The State Pension Age is gradually creeping up and public concern over the growth in numbers of older people always seems to be in the news:  by the mid 2030s, people aged 50 and over will make up more than 50% of the adult population.  So the Government has published a new document called ‘Fulfilling Working Lives: A Partnership Approach’ which focusses on the many issues around older people in the workplace.  On a positive note, we are told ‘most people are healthier for longer and so are able to extend their careers and take up new opportunities’ and ‘good work is important financially but is also a major source of social connections, good health and provides a sense of purpose’.  Businesses are being told to step up and retain and recruit older workers.  JobCentres are going to have Older Claimant Champions.

Where do carers fit into this new focus on continuing paid employment into older age?  The likelihood of being a carer increases significantly with age. Currently, three in five adult carers are aged 50 years and over, with the peak age for caring 50-54, this is particularly the case for women.   The report specifically refers to carers stating that there is a government aim to support carers, and this will be articulated through the cross government new Carers Strategy – we’re all waiting to hear what that has to say.

But the report asks employers to offer appropriate work for carers where they ‘encourage flexible/agile/dynamic working for carers, together with practical support, in order to help them balance their work and caring responsibilities and align to a focus on productivity rather than actual working hours’.

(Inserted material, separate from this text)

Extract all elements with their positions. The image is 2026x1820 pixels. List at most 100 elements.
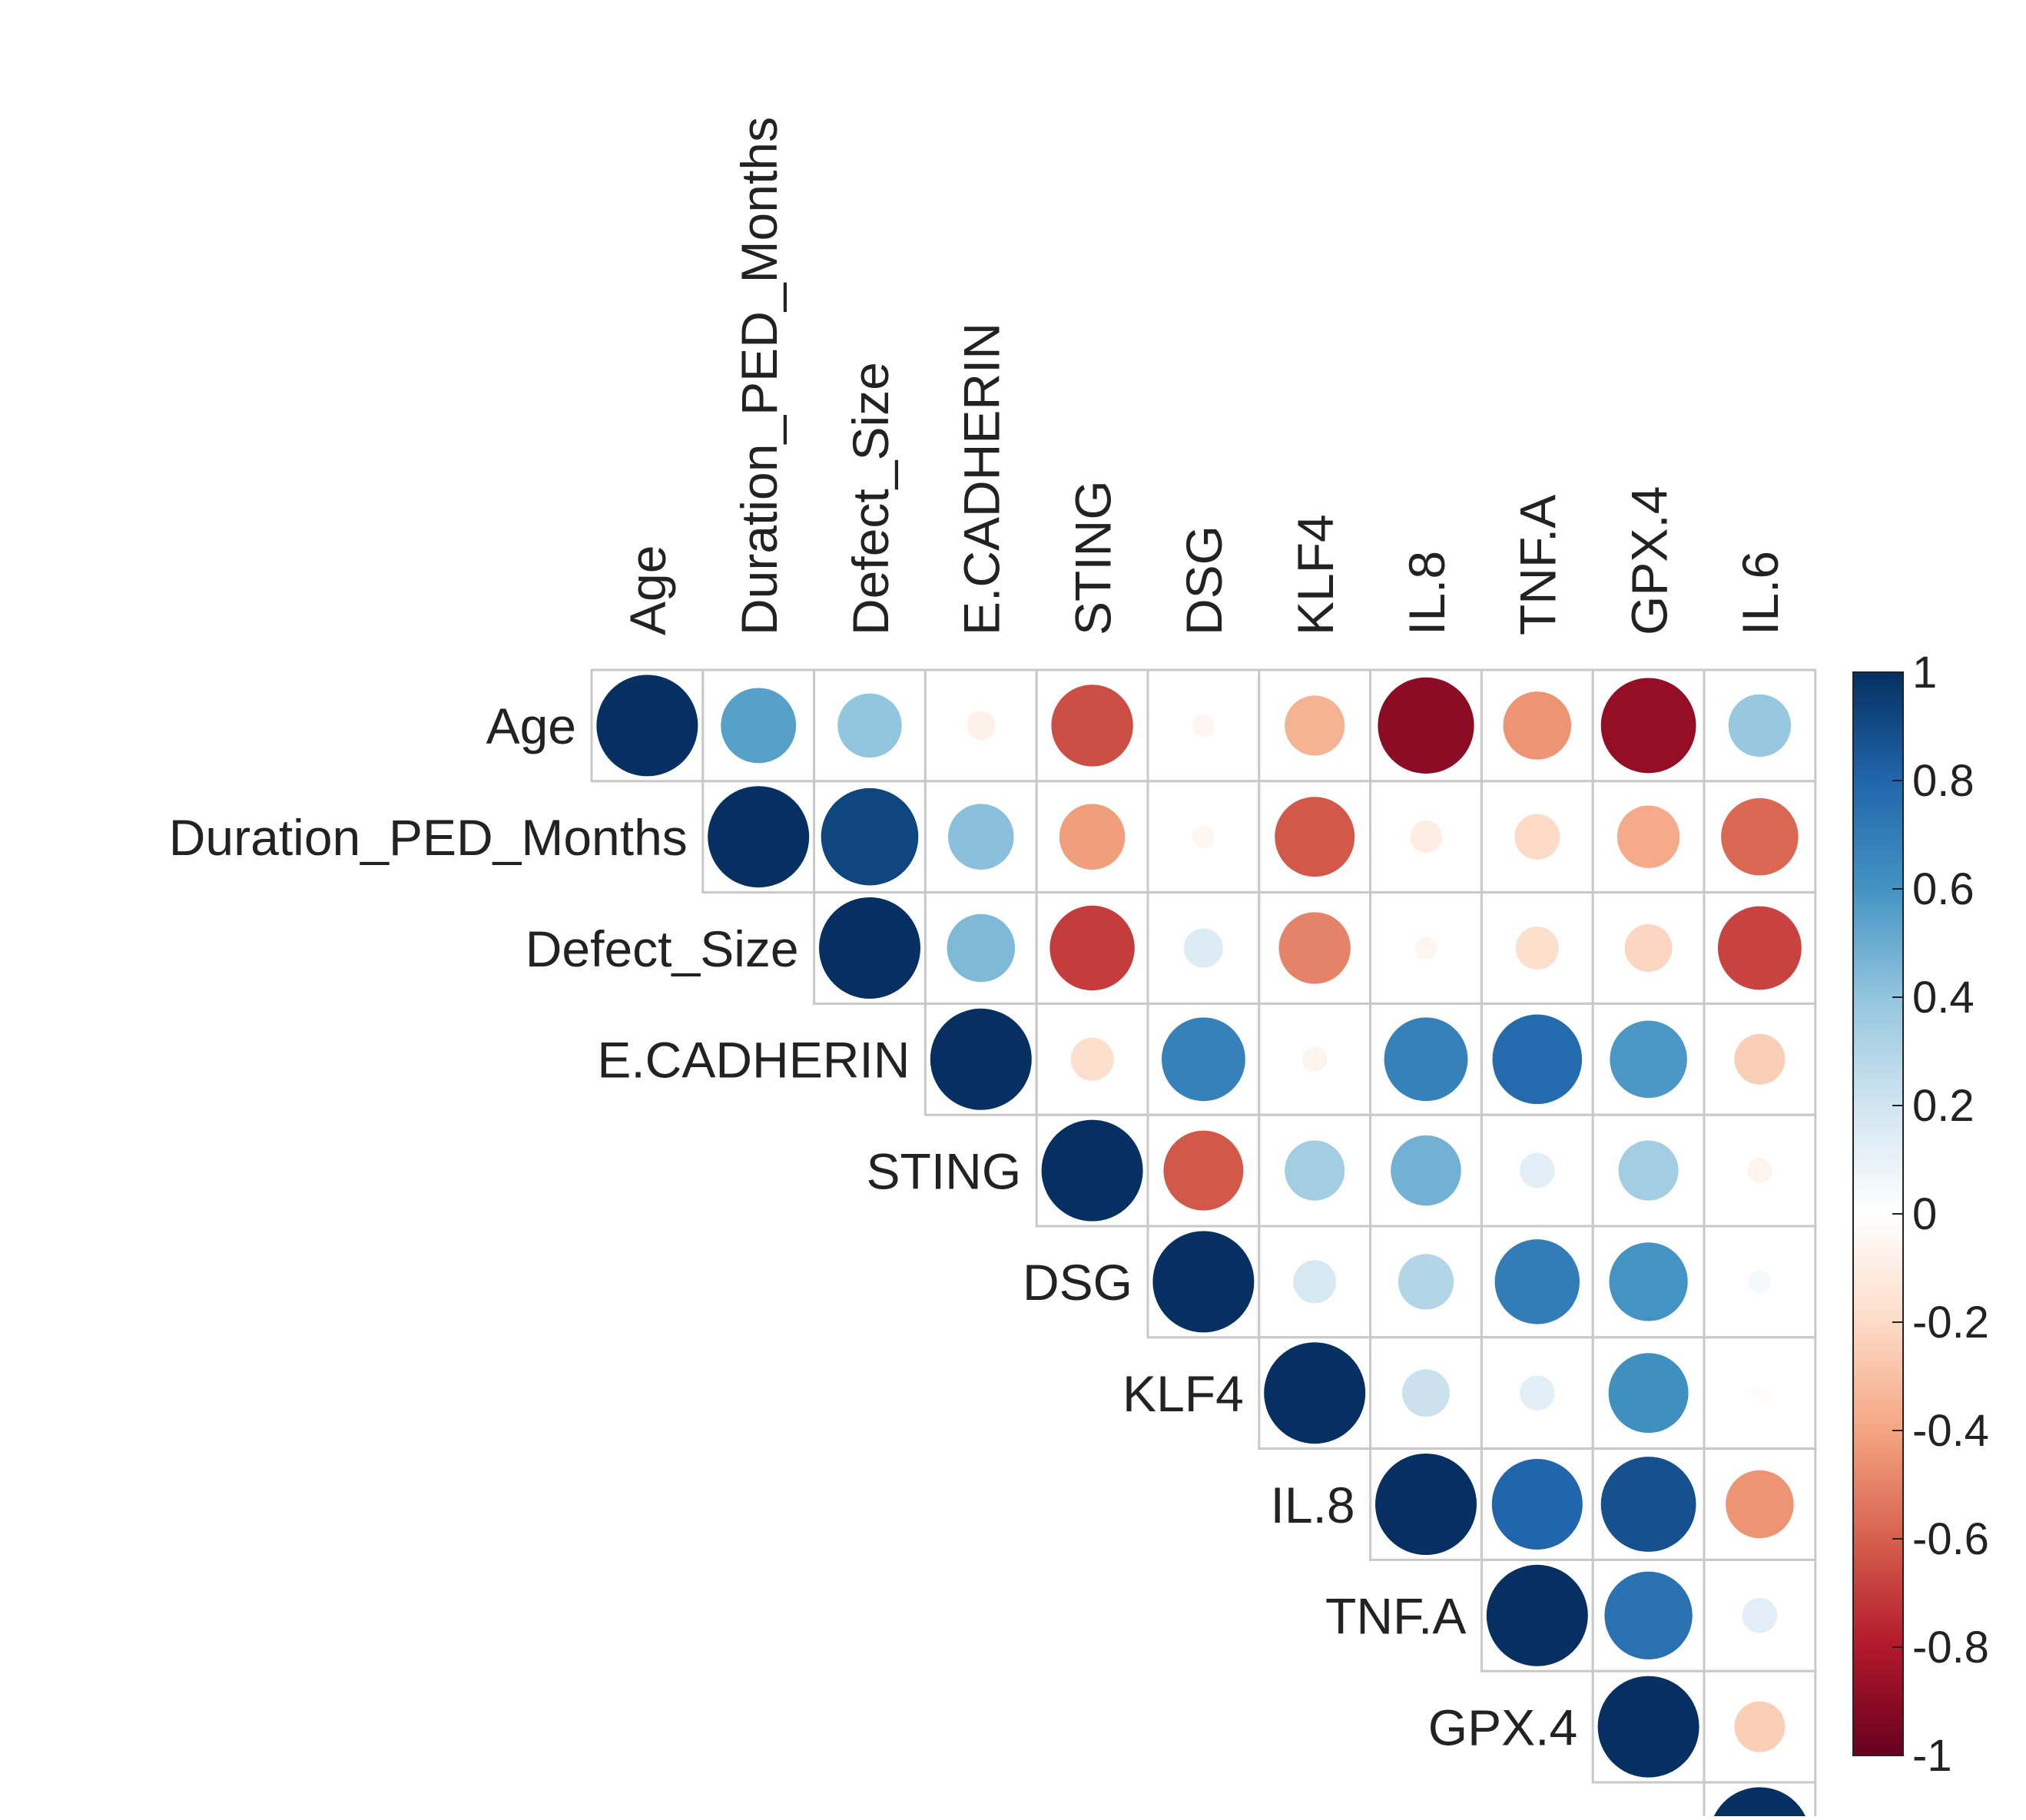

For people working with carers and supporting them in retaining employment, it feels like aligning to ‘productivity rather than actual working hours’  is something to strive for, but there’s probably not a great deal of it around in private sector organisations yet.   The Carers Leeds Working Carers project will be continuing to work with businesses in Leeds to make sure that carers in employment get the support they need.

So, together with Age UK, maybe we welcome policies which discourage age discrimination and encourage employment for people regardless of their age.